Netflix Pick 7 - Santa Clarita Diet 2






Non so perché ma non riesco a trovare sul blog la recensione della prima stagione di "Santa Clarita Diet".
Non capisco perché non riesco a trovarla visto che mi era piaciuta veramente tanto ma sempre possibile che non l'abbia scritta e in quel caso devo rimediare in qualche modo quindi...

Con la prima e, ora, anche con la seconda stagione di "Santa Clarita Diet" Netflix si spinge nel campo della commedia creepy, dell'umorismo macabro e, questa volta, anche del volgare bello spinto viste alcune battute.
Drew Barrymore, insieme al marito e alla figlia, da un giorno all'altro, si ritrovano il loro mondo completamente sottosopra per via di un semplice caso, spiegato finalmente in questa stagione anche se non se ne sentiva il bisogno, soprannaturale: la Barrymore è diventato uno zombi.
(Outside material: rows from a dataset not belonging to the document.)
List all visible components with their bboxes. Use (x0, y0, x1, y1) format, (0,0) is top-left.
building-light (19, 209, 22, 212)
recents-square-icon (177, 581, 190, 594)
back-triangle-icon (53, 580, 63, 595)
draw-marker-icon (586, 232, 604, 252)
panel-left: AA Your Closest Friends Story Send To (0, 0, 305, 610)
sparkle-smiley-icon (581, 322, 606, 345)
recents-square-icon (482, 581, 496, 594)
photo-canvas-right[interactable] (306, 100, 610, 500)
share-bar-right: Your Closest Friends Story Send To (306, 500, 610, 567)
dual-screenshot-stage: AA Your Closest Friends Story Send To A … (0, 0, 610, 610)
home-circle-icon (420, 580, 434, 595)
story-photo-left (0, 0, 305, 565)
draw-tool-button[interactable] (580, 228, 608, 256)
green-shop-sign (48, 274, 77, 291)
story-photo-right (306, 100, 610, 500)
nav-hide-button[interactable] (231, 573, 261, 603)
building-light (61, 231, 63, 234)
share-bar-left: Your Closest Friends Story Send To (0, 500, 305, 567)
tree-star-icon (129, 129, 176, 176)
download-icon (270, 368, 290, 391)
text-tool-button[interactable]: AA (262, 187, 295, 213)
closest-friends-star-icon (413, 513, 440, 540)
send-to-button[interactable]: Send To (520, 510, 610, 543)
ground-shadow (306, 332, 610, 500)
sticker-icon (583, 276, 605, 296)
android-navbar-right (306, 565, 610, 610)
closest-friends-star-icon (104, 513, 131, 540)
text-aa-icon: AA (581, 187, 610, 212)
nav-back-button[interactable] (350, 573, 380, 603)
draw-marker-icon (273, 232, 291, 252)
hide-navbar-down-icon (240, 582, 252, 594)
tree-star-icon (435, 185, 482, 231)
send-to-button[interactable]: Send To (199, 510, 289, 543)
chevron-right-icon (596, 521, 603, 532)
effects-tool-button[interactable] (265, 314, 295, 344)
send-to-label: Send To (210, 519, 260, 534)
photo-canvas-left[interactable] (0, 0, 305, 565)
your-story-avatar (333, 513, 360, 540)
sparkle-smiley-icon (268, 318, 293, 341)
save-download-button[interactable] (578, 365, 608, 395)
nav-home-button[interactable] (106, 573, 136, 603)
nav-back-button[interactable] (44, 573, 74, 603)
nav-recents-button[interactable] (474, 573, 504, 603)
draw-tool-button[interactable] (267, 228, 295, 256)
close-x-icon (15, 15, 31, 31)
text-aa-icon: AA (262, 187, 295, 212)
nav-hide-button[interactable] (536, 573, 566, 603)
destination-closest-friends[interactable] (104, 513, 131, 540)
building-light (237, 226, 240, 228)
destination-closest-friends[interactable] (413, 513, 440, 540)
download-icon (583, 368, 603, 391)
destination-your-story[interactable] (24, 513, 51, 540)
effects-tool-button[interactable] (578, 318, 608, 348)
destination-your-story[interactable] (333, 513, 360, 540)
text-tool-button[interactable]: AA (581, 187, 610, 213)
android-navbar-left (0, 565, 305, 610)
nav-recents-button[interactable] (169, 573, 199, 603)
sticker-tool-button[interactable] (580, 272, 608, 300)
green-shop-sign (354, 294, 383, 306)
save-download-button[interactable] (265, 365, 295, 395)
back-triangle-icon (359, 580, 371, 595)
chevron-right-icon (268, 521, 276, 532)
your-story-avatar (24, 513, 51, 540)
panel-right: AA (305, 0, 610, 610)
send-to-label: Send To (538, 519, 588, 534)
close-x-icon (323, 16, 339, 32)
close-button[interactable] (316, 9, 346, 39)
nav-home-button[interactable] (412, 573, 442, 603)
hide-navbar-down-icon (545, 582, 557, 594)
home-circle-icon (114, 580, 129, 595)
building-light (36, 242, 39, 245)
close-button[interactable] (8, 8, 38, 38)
Così, dal nulla, l'intera famiglia è costretta ad adattarsi alla situazione, alle nuove abitudini alimentari della madre e al suo nuovo "io" risvegliatosi dopo la sua morte.
Una vita normale che in un lampo diventa, a tutti gli effetti, speciale.
L'intera vicenda però non viene mai vissuta seriamente ma sempre con uno spirito e un umorismo macabro e diretto, lo show è anche molto grafico, che potrà non piacere a tutti ma che sicuramente ha la sua fetta di appassionati e sostenitori.
Tutti gli attori danno il meglio di sè e, credo, si siano anche divertiti veramente tanto durante le riprese.
Credetemi: lo spirito spensierato e, se volete, anche cazzone si sente dal divano.
La serie, proprio per questa mancanza di serietà, si pone come uno show leggerissimo e, quindi, piacevolissimo, capace di scacciare qualsiasi brutto pensiero e di intrattenere con le sue dieci puntate da trenta minuti.

Se cercate qualcosa di poco impegnato ma di dannatamente divertente allora questa serie fa proprio per voi.
Un piccolo gioiello che dovete assolutamente vedere.